Die durch Zecken und nach neuesten Erkenntnissen auch durch verschiedene Mückenarten übertragene Borreliose kann jedes Organ befallen und viele Symptome vortäuschen. Hierzu gehören wechselnde Kombinationen aus Allgemeinsymptomen, Hautveränderungen und neurologischen Erscheinungen. Man unterscheidet verschiedene Stadien der Erkrankung.

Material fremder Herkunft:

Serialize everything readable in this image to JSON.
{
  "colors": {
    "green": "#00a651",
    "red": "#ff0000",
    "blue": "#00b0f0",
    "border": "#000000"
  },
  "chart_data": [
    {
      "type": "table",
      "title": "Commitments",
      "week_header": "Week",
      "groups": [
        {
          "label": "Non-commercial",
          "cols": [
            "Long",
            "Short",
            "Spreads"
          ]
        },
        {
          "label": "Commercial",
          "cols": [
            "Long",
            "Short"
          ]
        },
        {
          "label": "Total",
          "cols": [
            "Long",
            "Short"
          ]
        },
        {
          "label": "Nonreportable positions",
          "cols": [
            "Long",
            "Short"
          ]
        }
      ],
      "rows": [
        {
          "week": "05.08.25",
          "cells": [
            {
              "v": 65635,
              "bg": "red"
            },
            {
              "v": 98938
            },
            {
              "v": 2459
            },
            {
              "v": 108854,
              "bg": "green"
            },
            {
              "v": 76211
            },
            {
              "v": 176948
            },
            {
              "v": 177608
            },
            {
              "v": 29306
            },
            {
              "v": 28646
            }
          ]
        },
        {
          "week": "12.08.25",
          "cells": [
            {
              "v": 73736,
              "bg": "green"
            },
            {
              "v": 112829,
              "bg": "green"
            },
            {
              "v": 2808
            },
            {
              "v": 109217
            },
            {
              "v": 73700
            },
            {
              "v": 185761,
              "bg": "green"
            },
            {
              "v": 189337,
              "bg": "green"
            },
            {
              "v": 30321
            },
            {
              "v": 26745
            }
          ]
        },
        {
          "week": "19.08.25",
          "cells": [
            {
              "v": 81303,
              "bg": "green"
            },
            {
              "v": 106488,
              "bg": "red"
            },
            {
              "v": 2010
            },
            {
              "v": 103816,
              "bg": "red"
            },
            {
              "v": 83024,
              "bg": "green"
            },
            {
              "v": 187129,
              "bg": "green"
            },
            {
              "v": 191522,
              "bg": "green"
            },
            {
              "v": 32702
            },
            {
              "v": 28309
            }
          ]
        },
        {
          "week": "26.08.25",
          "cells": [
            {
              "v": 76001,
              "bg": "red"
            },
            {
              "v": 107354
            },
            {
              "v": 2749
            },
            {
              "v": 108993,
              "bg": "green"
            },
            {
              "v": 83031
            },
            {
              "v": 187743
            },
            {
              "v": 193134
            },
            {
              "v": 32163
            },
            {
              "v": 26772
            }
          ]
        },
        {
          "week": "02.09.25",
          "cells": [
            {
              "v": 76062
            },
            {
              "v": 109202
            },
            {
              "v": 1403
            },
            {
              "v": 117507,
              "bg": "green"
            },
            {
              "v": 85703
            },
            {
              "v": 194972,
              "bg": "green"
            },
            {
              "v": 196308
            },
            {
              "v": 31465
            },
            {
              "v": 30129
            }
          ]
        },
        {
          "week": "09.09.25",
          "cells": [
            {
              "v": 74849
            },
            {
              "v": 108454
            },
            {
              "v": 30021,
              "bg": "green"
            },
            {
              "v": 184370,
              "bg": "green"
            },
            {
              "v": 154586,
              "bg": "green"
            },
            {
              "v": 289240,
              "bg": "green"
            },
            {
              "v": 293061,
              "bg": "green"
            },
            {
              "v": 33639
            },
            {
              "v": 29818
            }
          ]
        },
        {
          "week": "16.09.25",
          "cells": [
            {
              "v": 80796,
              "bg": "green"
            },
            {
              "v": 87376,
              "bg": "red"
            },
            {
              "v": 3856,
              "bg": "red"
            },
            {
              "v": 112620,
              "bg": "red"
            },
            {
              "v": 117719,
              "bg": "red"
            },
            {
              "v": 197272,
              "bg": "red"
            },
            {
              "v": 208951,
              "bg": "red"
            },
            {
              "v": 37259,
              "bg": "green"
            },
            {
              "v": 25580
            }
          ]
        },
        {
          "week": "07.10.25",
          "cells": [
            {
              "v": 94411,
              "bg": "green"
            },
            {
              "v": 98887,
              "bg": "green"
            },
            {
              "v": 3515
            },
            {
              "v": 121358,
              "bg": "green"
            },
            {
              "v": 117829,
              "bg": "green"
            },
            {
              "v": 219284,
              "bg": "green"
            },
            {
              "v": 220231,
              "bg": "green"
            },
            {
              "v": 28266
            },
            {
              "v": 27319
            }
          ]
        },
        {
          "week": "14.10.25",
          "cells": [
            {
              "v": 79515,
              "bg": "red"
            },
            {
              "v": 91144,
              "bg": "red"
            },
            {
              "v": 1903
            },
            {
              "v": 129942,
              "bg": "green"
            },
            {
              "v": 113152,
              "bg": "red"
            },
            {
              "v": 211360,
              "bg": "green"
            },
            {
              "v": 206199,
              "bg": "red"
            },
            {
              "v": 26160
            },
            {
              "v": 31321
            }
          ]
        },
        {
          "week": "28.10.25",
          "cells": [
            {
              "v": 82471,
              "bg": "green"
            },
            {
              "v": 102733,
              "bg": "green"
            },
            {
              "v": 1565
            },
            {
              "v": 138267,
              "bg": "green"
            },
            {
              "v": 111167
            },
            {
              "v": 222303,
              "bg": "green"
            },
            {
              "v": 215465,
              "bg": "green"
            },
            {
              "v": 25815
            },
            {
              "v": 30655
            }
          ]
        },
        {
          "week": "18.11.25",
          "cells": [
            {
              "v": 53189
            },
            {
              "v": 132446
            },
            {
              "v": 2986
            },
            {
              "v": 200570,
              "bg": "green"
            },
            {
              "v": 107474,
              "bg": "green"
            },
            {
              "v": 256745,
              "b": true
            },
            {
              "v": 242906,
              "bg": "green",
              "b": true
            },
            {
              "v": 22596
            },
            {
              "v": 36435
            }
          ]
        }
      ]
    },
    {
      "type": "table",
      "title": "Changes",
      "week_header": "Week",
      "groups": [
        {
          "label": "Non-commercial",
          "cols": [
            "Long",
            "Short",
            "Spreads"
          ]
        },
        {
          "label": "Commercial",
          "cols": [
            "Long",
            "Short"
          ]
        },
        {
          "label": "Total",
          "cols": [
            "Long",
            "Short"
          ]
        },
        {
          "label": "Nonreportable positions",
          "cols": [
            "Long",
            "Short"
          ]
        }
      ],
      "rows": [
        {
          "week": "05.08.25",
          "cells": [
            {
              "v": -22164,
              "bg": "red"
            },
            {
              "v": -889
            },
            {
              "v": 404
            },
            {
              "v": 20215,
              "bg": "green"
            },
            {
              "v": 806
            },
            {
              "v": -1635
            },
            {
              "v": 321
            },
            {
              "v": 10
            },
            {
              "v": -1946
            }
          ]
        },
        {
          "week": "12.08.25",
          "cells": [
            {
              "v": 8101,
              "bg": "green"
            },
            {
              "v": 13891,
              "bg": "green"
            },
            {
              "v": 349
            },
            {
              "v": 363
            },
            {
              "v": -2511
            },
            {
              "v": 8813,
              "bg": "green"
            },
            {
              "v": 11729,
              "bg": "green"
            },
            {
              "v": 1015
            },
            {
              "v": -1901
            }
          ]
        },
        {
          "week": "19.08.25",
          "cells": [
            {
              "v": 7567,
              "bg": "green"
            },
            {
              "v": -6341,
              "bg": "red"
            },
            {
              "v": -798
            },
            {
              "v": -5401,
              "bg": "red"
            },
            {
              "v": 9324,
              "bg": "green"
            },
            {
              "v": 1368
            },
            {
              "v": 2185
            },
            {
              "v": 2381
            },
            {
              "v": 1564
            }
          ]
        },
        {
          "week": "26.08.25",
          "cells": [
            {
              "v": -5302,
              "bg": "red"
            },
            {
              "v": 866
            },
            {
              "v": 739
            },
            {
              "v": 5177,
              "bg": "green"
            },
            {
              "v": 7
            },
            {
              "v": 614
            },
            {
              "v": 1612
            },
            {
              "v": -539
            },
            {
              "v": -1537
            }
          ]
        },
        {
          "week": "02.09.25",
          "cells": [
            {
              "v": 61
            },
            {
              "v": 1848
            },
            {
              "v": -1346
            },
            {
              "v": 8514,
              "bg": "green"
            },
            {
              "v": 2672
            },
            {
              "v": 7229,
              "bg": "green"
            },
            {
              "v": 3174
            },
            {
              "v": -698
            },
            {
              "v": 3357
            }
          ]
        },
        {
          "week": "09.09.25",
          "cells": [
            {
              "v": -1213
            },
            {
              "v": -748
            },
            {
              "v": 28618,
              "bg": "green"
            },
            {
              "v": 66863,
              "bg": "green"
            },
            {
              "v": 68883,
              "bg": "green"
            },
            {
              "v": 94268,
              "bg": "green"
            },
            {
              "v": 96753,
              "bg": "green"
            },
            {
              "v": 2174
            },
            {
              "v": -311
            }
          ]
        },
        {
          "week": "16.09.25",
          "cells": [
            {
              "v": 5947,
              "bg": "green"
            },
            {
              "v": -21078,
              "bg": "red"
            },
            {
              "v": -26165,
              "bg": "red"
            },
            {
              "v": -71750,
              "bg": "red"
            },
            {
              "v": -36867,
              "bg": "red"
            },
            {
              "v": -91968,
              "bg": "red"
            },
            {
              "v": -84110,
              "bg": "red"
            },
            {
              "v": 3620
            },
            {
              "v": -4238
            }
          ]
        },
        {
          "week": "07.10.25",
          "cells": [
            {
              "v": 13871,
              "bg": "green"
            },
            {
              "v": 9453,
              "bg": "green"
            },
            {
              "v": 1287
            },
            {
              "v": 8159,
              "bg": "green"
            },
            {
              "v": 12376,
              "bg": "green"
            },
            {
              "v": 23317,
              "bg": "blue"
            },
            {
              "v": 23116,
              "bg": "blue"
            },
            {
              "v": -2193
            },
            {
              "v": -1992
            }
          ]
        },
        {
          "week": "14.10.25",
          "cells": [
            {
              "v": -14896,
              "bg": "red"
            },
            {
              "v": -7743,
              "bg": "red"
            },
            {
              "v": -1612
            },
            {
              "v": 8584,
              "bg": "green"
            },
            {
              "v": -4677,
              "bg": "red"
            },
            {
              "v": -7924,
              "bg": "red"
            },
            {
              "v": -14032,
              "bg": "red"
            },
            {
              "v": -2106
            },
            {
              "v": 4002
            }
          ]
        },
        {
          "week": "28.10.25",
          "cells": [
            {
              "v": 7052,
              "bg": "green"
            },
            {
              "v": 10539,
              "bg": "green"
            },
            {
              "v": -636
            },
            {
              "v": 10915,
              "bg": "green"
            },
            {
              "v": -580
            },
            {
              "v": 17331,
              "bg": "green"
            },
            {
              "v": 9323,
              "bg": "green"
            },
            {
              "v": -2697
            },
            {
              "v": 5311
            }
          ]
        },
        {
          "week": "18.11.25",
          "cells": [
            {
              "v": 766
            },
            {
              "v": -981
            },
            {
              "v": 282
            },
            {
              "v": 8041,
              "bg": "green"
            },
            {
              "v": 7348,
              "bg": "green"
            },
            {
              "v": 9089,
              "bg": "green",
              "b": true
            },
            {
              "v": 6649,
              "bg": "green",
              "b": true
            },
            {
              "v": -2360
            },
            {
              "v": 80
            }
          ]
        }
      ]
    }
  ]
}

Der Erreger, ein schraubenförmiges Bakterium, vermag sich unserem Immunsystem geschickt zu entziehen. Der Nachweis des Erregers ist schwierig – Borrelien halten sich gern in hypotrophem, also schlecht ernährtem Gewebe wie z.B. Sehnen, Knorpel und Narbengewebe auf. Im Blut sind sie nur zeitweise zu finden, so dass Bluttests oft negativ ausfallen.

Mittlererweile  werden in der medizinischen Forschung immer mehr der sogenannten Autoimmunerkrankungen mit Borrelien in Verbindung gebracht.

Die Schulmedizin sieht bei der Behandlung gegen die Borreliose grundsätzlich eine Behandlung mit Antibiotika vor. Diese verläuft jedoch nicht selten erfolglos. Zudem stören Antibiotika und Penicillin das Ökosystem des Körpers erheblich.

Die natürliche Behandlung einer Borreliose wird in vielen Kulturen mit der Kardenwurzel durchgeführt. Die Wurzel dieser alten Heilpflanze wird seit Jahrhunderten bei Arthrose, Rheuma, Gicht und als Leberstärkungsmittel eingesetzt. Kombiniert wird die Borreliosebehandlung in meiner Praxis mit der Überhitzungstherapie, denn Borrelien sind überaus empfindlich gegen Hitze. Tipps für die richtige Ernährung während der Kur und ein vernünftiger Lebenswandel sind zudem wichtige Punkte zum Verhalten bei einer naturheilkundlichen Borreliose-Therapie.

Was einer Behandlung mit Antibiotika häufig nicht gelingt, vermag die Naturheilkunde mit ihrem ganzheitlichen Ansatz und ihren spezifischen Heilkräutern und Heilverfahren wieder ins Lot zu bringen.